Gradient-based Analysis of NLP Models is Manipulable
Many modern interpretation techniques rely on gradients as they are often seen as faithful representations of a model: they depend on all of the model parameters, are completely faithful when the model is linear, and closely approximate the model nearby an input. We show that even these “faithful” interpretations can be manipulated to be completely unreliable indicators of a model’s actual reasoning. We apply our technique to text classification, NLI, and Question Answering.
Given an off-the-shelf language model (e.g., BERT), we merge this model with a model we call “Facade”. The gradients of the Facade are trained to be adversarial (e.g., focus on only the first token in the sentence), while its outputs are kept uniform. This way, the resulting merged model (original + Facade) has the same behavior as the original model, but its gradients will be dominated by the Facade! The figure below summarizes our attack.
To guarantee that the behavior of the model stays the same after merging, we carefully intertwine the weights of the original model and the Facade, and only sum at the output layer (see paper for details).
Our technique fools many popular gradient-based interpretation techniques such as Gradient, SmoothGrad, and Integrated Gradient, though the last one is less affected. Our method also causes input reduction to reduce to unimportant tokens, and hotflip to require more perturbations to change the model prediction.

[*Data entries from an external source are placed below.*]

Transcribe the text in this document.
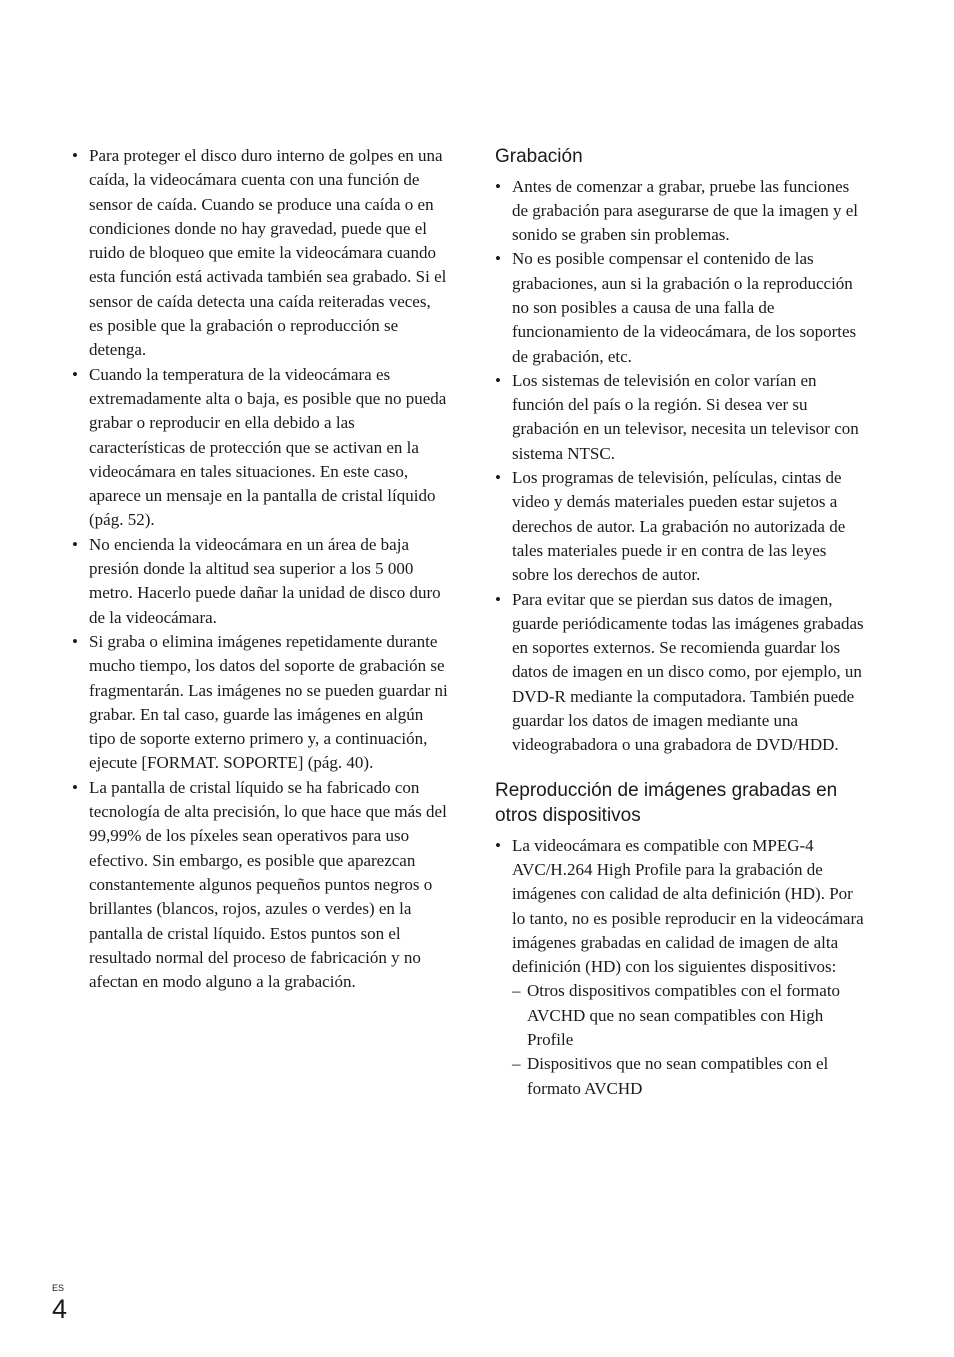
• Para proteger el disco duro interno de golpes en una caída, la videocámara cuenta con una función de sensor de caída. Cuando se produce una caída o en condiciones donde no hay gravedad, puede que el ruido de bloqueo que emite la videocámara cuando esta función está activada también sea grabado. Si el sensor de caída detecta una caída reiteradas veces, es posible que la grabación o reproducción se detenga.
• Cuando la temperatura de la videocámara es extremadamente alta o baja, es posible que no pueda grabar o reproducir en ella debido a las características de protección que se activan en la videocámara en tales situaciones. En este caso, aparece un mensaje en la pantalla de cristal líquido (pág. 52).
• No encienda la videocámara en un área de baja presión donde la altitud sea superior a los 5 000 metro. Hacerlo puede dañar la unidad de disco duro de la videocámara.
• Si graba o elimina imágenes repetidamente durante mucho tiempo, los datos del soporte de grabación se fragmentarán. Las imágenes no se pueden guardar ni grabar. En tal caso, guarde las imágenes en algún tipo de soporte externo primero y, a continuación, ejecute [FORMAT. SOPORTE] (pág. 40).
• La pantalla de cristal líquido se ha fabricado con tecnología de alta precisión, lo que hace que más del 99,99% de los píxeles sean operativos para uso efectivo. Sin embargo, es posible que aparezcan constantemente algunos pequeños puntos negros o brillantes (blancos, rojos, azules o verdes) en la pantalla de cristal líquido. Estos puntos son el resultado normal del proceso de fabricación y no afectan en modo alguno a la grabación.
Grabación
• Antes de comenzar a grabar, pruebe las funciones de grabación para asegurarse de que la imagen y el sonido se graben sin problemas.
• No es posible compensar el contenido de las grabaciones, aun si la grabación o la reproducción no son posibles a causa de una falla de funcionamiento de la videocámara, de los soportes de grabación, etc.
• Los sistemas de televisión en color varían en función del país o la región. Si desea ver su grabación en un televisor, necesita un televisor con sistema NTSC.
• Los programas de televisión, películas, cintas de video y demás materiales pueden estar sujetos a derechos de autor. La grabación no autorizada de tales materiales puede ir en contra de las leyes sobre los derechos de autor.
• Para evitar que se pierdan sus datos de imagen, guarde periódicamente todas las imágenes grabadas en soportes externos. Se recomienda guardar los datos de imagen en un disco como, por ejemplo, un DVD-R mediante la computadora. También puede guardar los datos de imagen mediante una videograbadora o una grabadora de DVD/HDD.
Reproducción de imágenes grabadas en otros dispositivos
• La videocámara es compatible con MPEG-4 AVC/H.264 High Profile para la grabación de imágenes con calidad de alta definición (HD). Por lo tanto, no es posible reproducir en la videocámara imágenes grabadas en calidad de imagen de alta definición (HD) con los siguientes dispositivos:
– Otros dispositivos compatibles con el formato AVCHD que no sean compatibles con High Profile
– Dispositivos que no sean compatibles con el formato AVCHD
ES
4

For the example above, we take a BERT-based sentiment classifier and merge its weights with a Facade. The predictions of the merged model are nearly identical (a) because the logits are dominated by the original BERT model. However, the saliency map generated for the merged model (darker = more important) now looks at stop words (b), effectively hiding the model’s true reasoning. Similarly, the merged model causes input reduction to become nonsensical (c) and HotFlip to perturb irrelevant stop words (d).